What Do American Wine Consumers Want? Fruity, a Little Sweet and Not Expensive

A survey of wine drinkers shows that their preferences are varied, but a few rules still apply
What Do American Wine Consumers Want? Fruity, a Little Sweet and Not Expensive
Asked to select the types of wine they like, 74 percent picked red, 72 percent white and 43 rosé. (Thinkstock/Zoonar)
Nov 12, 2015

Winemaking and grapegrowing are passions, but they’re also businesses. Every winemaker wants to know what consumers are looking for in a bottle. To try to answer that question, Sonoma State University and the Wine Business Institute conducted their second-annual survey of American wine-consumer preferences, releasing the results this week.

They found that when it comes to wine, the American consumer still loves Chardonnay and Merlot, prefers fruity or semi-sweet wines to dry and tannic, and says that price is the No. 1 factor in deciding what to buy.

“We set out to understand what the pulse point is of the American wine consumer,” said Dr. Liz Thach, a professor of management and wine business who headed the survey for Sonoma State with her colleague Dr. Kathryn Chang. (Thach has contributed stories to Wine Spectator.) Their team surveyed 1,072 American wine consumers, ranging from ages 21 to 68, from every state, 59 percent of them women. Ethnicity was 65 percent Caucasian, 13 percent Hispanic, 11 percent African American and 11 percent Asian. The median annual income of the sample was $50,000 to $69,999, with 18 percent making more than $100,000 per year.

“It always surprises me,” said Thach. “When you talk to the everyday American, they still love Chardonnay and Merlot.” Despite strong growth of red blends, Pinot Noir and lesser-known white wines in recent years, when subjects were asked to pick their favorite grapes from a list, 50 percent included Chardonnay and 49 percent included Merlot in their selections (respondents could pick as many as they wanted). About 41 percent chose white Zinfandel, 40 percent selected Pinot Grigio and 38 percent chose Cabernet Sauvignon and Pinot Noir.

Dan Wildermuth, vice president of marketing for Rodney Strong in Sonoma, was surprised to see Merlot at the top and believes it's because Merlot is typically the base for red blends. “As certain varietals grow, they cannibalize others, and the red blend category is growing at the expense of Merlot,” he said.

Those red blends may be onto another thing, the study found. Asked to describe their favorite types of wines, 58 percent said “fruity,” 57 percent chose “semi-sweet” and 56 percent chose “smooth.” Many red blends currently selling well on the market fit that description.

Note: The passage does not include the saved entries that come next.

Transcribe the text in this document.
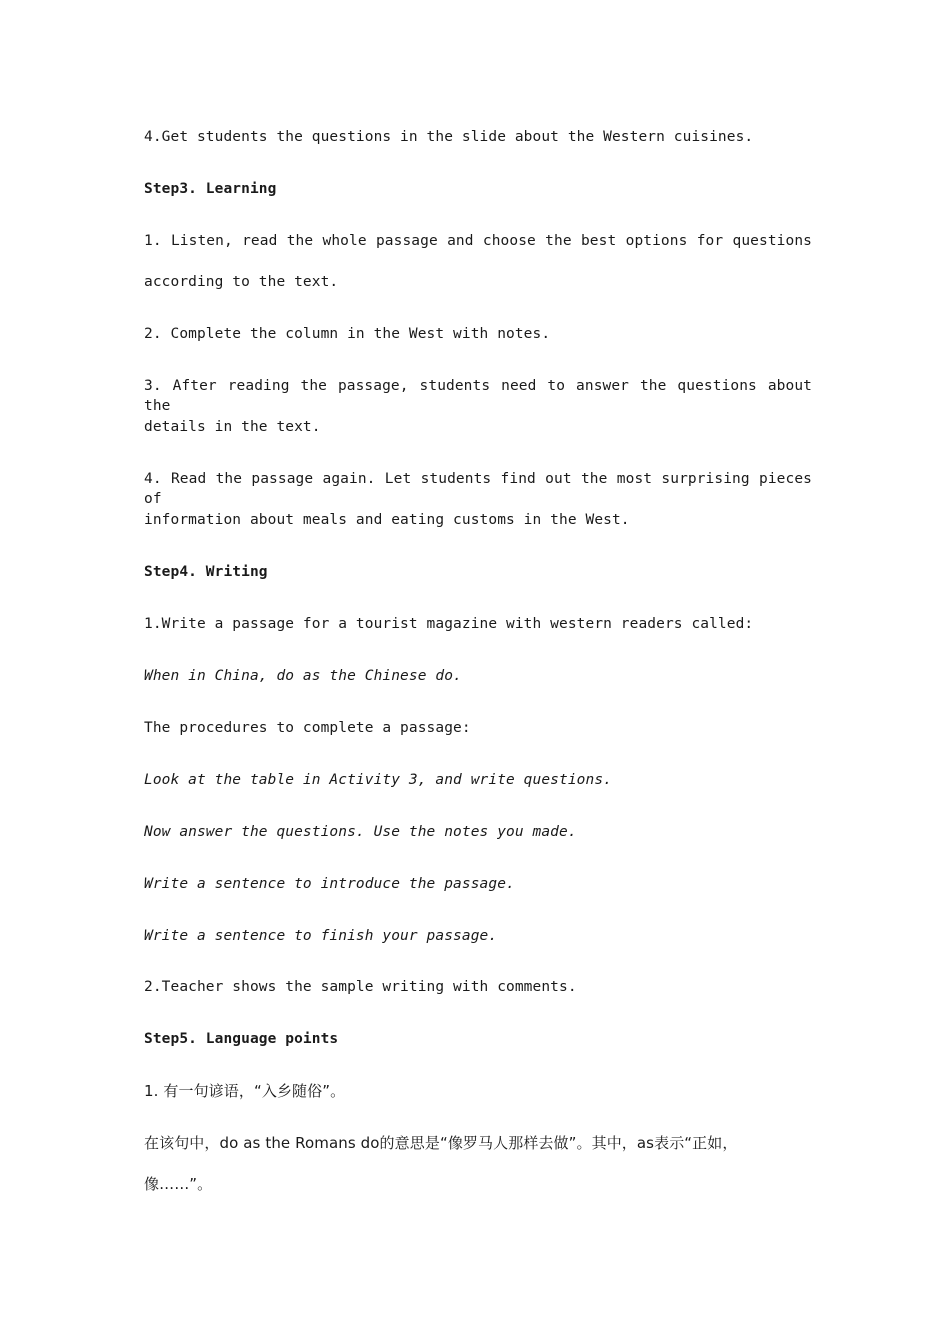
4.Get students the questions in the slide about the Western cuisines.
Step3. Learning
1. Listen, read the whole passage and choose the best options for questions
according to the text.
2. Complete the column in the West with notes.
3. After reading the passage, students need to answer the questions about the
details in the text.
4. Read the passage again. Let students find out the most surprising pieces of
information about meals and eating customs in the West.
Step4. Writing
1.Write a passage for a tourist magazine with western readers called:
When in China, do as the Chinese do.
The procedures to complete a passage:
Look at the table in Activity 3, and write questions.
Now answer the questions. Use the notes you made.
Write a sentence to introduce the passage.
Write a sentence to finish your passage.
2.Teacher shows the sample writing with comments.
Step5. Language points
1. 有一句谚语，“入乡随俗”。
在该句中，do as the Romans do的意思是“像罗马人那样去做”。其中，as表示“正如，
像……”。
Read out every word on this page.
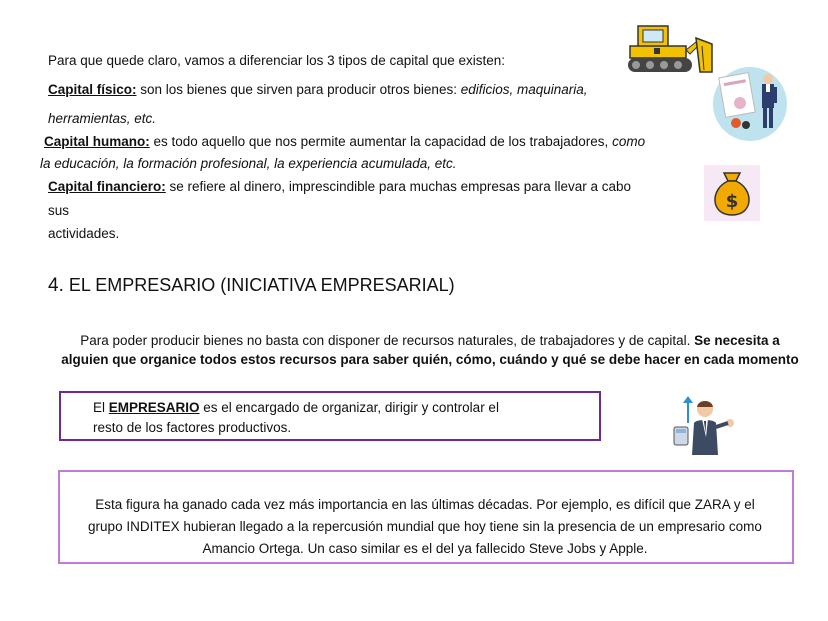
Para que quede claro, vamos a diferenciar los 3 tipos de capital que existen:
Capital físico: son los bienes que sirven para producir otros bienes: edificios, maquinaria,
herramientas, etc.
Capital humano: es todo aquello que nos permite aumentar la capacidad de los trabajadores, como
la educación, la formación profesional, la experiencia acumulada, etc.
Capital financiero: se refiere al dinero, imprescindible para muchas empresas para llevar a cabo
sus
actividades.
4. EL EMPRESARIO (INICIATIVA EMPRESARIAL)
Para poder producir bienes no basta con disponer de recursos naturales, de trabajadores y de capital. Se necesita a alguien que organice todos estos recursos para saber quién, cómo, cuándo y qué se debe hacer en cada momento
El EMPRESARIO es el encargado de organizar, dirigir y controlar el
resto de los factores productivos.
Esta figura ha ganado cada vez más importancia en las últimas décadas. Por ejemplo, es difícil que ZARA y el grupo INDITEX hubieran llegado a la repercusión mundial que hoy tiene sin la presencia de un empresario como Amancio Ortega. Un caso similar es el del ya fallecido Steve Jobs y Apple.
$
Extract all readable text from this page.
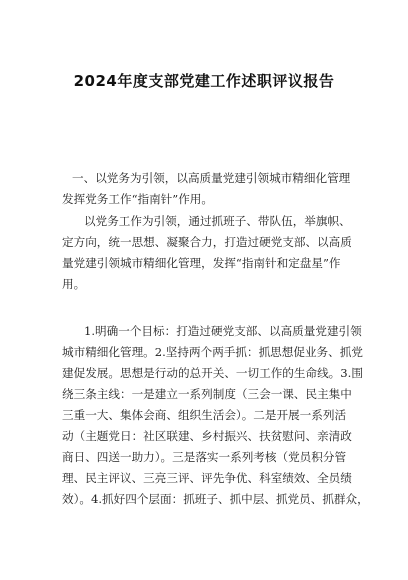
2024年度支部党建工作述职评议报告
一、以党务为引领，以高质量党建引领城市精细化管理
发挥党务工作“指南针”作用。
以党务工作为引领，通过抓班子、带队伍，举旗帜、
定方向，统一思想、凝聚合力，打造过硬党支部、以高质
量党建引领城市精细化管理，发挥“指南针和定盘星”作
用。
1.明确一个目标：打造过硬党支部、以高质量党建引领
城市精细化管理。2.坚持两个两手抓：抓思想促业务、抓党
建促发展。思想是行动的总开关、一切工作的生命线。3.围
绕三条主线：一是建立一系列制度（三会一课、民主集中
三重一大、集体会商、组织生活会）。二是开展一系列活
动（主题党日：社区联建、乡村振兴、扶贫慰问、亲清政
商日、四送一助力）。三是落实一系列考核（党员积分管
理、民主评议、三亮三评、评先争优、科室绩效、全员绩
效）。4.抓好四个层面：抓班子、抓中层、抓党员、抓群众，
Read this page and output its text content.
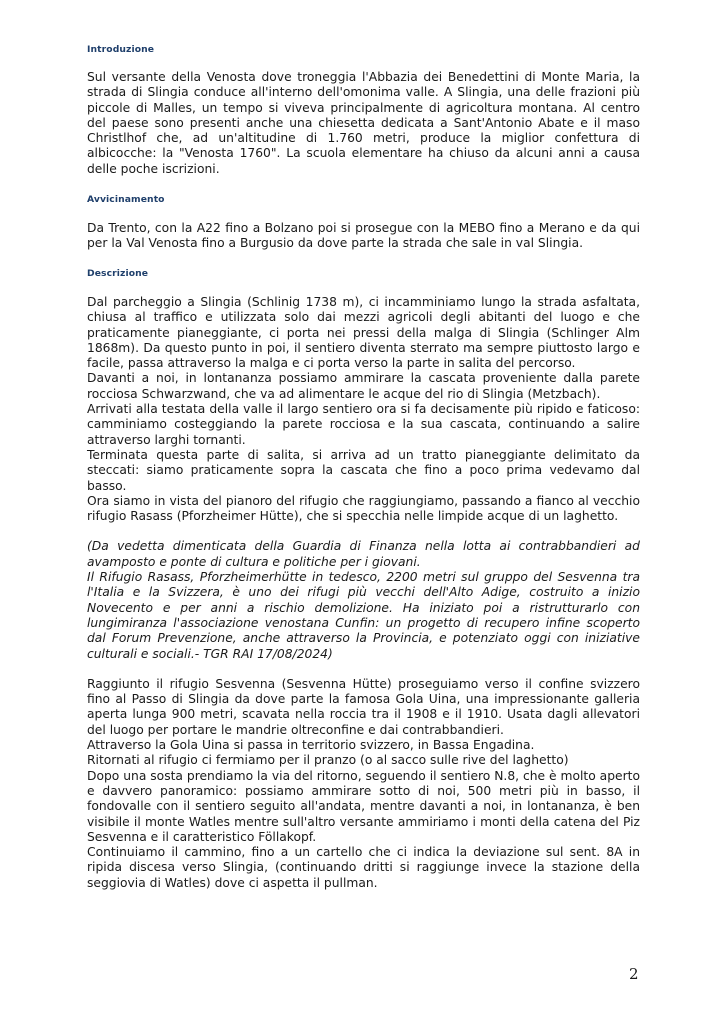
Introduzione

Sul versante della Venosta dove troneggia l'Abbazia dei Benedettini di Monte Maria, la strada di Slingia conduce all'interno dell'omonima valle. A Slingia, una delle frazioni più piccole di Malles, un tempo si viveva principalmente di agricoltura montana. Al centro del paese sono presenti anche una chiesetta dedicata a Sant'Antonio Abate e il maso Christlhof che, ad un'altitudine di 1.760 metri, produce la miglior confettura di albicocche: la "Venosta 1760". La scuola elementare ha chiuso da alcuni anni a causa delle poche iscrizioni.

Avvicinamento

Da Trento, con la A22 fino a Bolzano poi si prosegue con la MEBO fino a Merano e da qui per la Val Venosta fino a Burgusio da dove parte la strada che sale in val Slingia.

Descrizione

Dal parcheggio a Slingia (Schlinig 1738 m), ci incamminiamo lungo la strada asfaltata, chiusa al traffico e utilizzata solo dai mezzi agricoli degli abitanti del luogo e che praticamente pianeggiante, ci porta nei pressi della malga di Slingia (Schlinger Alm 1868m). Da questo punto in poi, il sentiero diventa sterrato ma sempre piuttosto largo e facile, passa attraverso la malga e ci porta verso la parte in salita del percorso.

Davanti a noi, in lontananza possiamo ammirare la cascata proveniente dalla parete rocciosa Schwarzwand, che va ad alimentare le acque del rio di Slingia (Metzbach).

Arrivati alla testata della valle il largo sentiero ora si fa decisamente più ripido e faticoso: camminiamo costeggiando la parete rocciosa e la sua cascata, continuando a salire attraverso larghi tornanti.

Terminata questa parte di salita, si arriva ad un tratto pianeggiante delimitato da steccati: siamo praticamente sopra la cascata che fino a poco prima vedevamo dal basso.

Ora siamo in vista del pianoro del rifugio che raggiungiamo, passando a fianco al vecchio rifugio Rasass (Pforzheimer Hütte), che si specchia nelle limpide acque di un laghetto.

(Da vedetta dimenticata della Guardia di Finanza nella lotta ai contrabbandieri ad avamposto e ponte di cultura e politiche per i giovani.

Il Rifugio Rasass, Pforzheimerhütte in tedesco, 2200 metri sul gruppo del Sesvenna tra l'Italia e la Svizzera, è uno dei rifugi più vecchi dell'Alto Adige, costruito a inizio Novecento e per anni a rischio demolizione. Ha iniziato poi a ristrutturarlo con lungimiranza l'associazione venostana Cunfin: un progetto di recupero infine scoperto dal Forum Prevenzione, anche attraverso la Provincia, e potenziato oggi con iniziative culturali e sociali.- TGR RAI 17/08/2024)

Raggiunto il rifugio Sesvenna (Sesvenna Hütte) proseguiamo verso il confine svizzero fino al Passo di Slingia da dove parte la famosa Gola Uina, una impressionante galleria aperta lunga 900 metri, scavata nella roccia tra il 1908 e il 1910. Usata dagli allevatori del luogo per portare le mandrie oltreconfine e dai contrabbandieri.

Attraverso la Gola Uina si passa in territorio svizzero, in Bassa Engadina.

Ritornati al rifugio ci fermiamo per il pranzo (o al sacco sulle rive del laghetto)

Dopo una sosta prendiamo la via del ritorno, seguendo il sentiero N.8, che è molto aperto e davvero panoramico: possiamo ammirare sotto di noi, 500 metri più in basso, il fondovalle con il sentiero seguito all'andata, mentre davanti a noi, in lontananza, è ben visibile il monte Watles mentre sull'altro versante ammiriamo i monti della catena del Piz Sesvenna e il caratteristico Föllakopf.

Continuiamo il cammino, fino a un cartello che ci indica la deviazione sul sent. 8A in ripida discesa verso Slingia, (continuando dritti si raggiunge invece la stazione della seggiovia di Watles) dove ci aspetta il pullman.

2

While there’s been an intense focus on dry wines in recent years, the survey suggests that table wines with some sweetness still sell. Only 26 percent of respondents favored dry styles. “This is the perfect example of the American palate,” said Thach, pointing to the California Pinot Noir brand Meiomi, which has grown rapidly in recent years. Thach finds it a quintessential example of what American wine drinkers want: a plush and intensely fruity red.

Marcia Kunde Mickelson, at Kunde Family Estate, thinks sweet is a part of our culture. “Perhaps people like to say they like dry, but a touch of sweetness isn’t a bad thing,” she said. Mickelson did note that semi-sweet wines are not what they see driving sales at Kunde, however, suggesting that there continues to be room for dry wines depending on the consumer.

Meiomi sells for about $22 a bottle, making it a slight splurge for the average survey respondent. The results showed that 72 percent said cost was the most important factor when selecting a wine, and half said they typically spent $10 to $20 for wine when drinking at home.

So who are these wine drinkers? Only four percent of the sample rated themselves as experts, while 21 percent said they had advanced knowledge. However, the majority ranked themselves as having intermediate to novice wine knowledge. More than half consumed wine daily or several times per week, while the remaining said they were occasional drinkers.

According to Thach, those who identified themselves as connoisseurs or advanced in the survey were willing to spend more and showed a preference for dry and more tannic wines. She also noted that it’s not just the older generations that put themselves into these categories. “Baby boomers are still the bread and butter when it comes purchasing wine, but we found that the 30-plus segment of millennials [30 to 37 years old] are really into wine,” she said.

Asked why they drink wine, the largest majority of respondents, 83 percent, said because they like the taste, followed by relaxation and socialization reasons. Also, 57 percent said they drink wine because it goes well with food.

Mickelson says that wineries need to appeal to all those reasons in their sales pitch. “When we market wines, we think it's important to convey the message that wine enhances life,” she said.

So what does this mean for the industry? While the results offer interesting insights into the American wine drinker, Wildermuth noted that the survey had a large slant toward the millennial group, with 56 percent of the sample between the ages of 21 and 37. “They don’t have the purchasing power yet, but the survey reinforces and validates our own research,” he said. That may influence wineries’ decisions in years to come.